In an ESPN the Magazine story, Harrison once said Joe’s Atlanta medal would go for at least $20,000.

“But honestly, when I got Joe’s medals, I didn’t feel right about it,” Urban said. “I felt I had to give one of them back to him.

“Normally, a lot of Olympic medals you collect, the person who won them is deceased and family members have passed them on.

“When you get a medal you know someone parted with because they were struggling at the time, that bothered me.

“I was an athlete. I know how hard someone has to work just to get to the Olympics, let alone medal. It was an honor Joe had earned and I felt obliged to get it back to him somehow.”

Urban knew I had written that column on Greene in Barcelona and he eventually reached out to me to help him contact Joe.

Marty and Joe

“I’m doing fantastic,” Greene told me the other day.

He and his wife live at Buckeye Lake, east of Columbus, and while he said he’s never been big about trumpeting the trophies and plaques he won in his career, he said Andrea recently put his “NCAA stuff” – he was a two-time NCAA champ, eight-time Big Ten champ and an All American at Ohio State – on the wall

His nephews – who now compete in track for Northmont High School – have asked about those glory days past, but he’s said he never defined himself by the hardware he collected, including those two bronze medals.

“I’d do it totally different now,” he once told me of his relinquished medals. “But I learned to live the decision and it really wasn’t as bad as I thought it would be. I saw them as a reward I got for doing something. Not having them didn’t change what I accomplished. I’ll always be an Olympic medal winner.

“I’m at peace with things that I wasn’t in the past. The thing that really means something now is in giving back and helping people better themselves. If you do that, the rest doesn’t matter.”

That’s the guy Urban found when he met Greene.

The two became friends – “he’s a great guy,” Urban said – and they now text each other regularly. Greene has gone to Massachusetts to visit him and eventually, Urban said he’s going to take Greene up on his invitation to come visit Ohio.

On one of Greene’s trips, Urban even did some dental work on him.

Then came the special Marty and Joe evening when Urban took Greene to a Rhode Island comedy club where his pro wrestling pal, Hacksaw Jim Duggan, was performing.

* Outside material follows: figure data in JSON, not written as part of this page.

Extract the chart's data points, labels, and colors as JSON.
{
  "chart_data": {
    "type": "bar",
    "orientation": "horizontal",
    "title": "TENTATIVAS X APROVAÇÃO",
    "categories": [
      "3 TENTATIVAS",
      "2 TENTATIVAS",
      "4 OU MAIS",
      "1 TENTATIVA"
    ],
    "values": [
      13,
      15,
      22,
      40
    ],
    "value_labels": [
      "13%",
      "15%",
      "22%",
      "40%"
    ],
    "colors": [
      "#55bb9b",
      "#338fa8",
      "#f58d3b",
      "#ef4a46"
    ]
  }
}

When the show began, Duggan called Urban on stage who, in turn, invited Greene to join them.

He then returned the medal Greene had won so many years earlier in Barcelona.

“Dr. Marty is just a super nice guy,” Greene said the other day. “He’s very, very kind.”

And that brought the Marty and Joe comparison to the fore once again.

Marty Brenneman’s trademark phrase after a Cincinnati victory was always: “And this one belongs to the Reds.” Marty Urban channeled that same thought the night he returned the Barcelona medal to Greene: “And this one belongs to Joe.”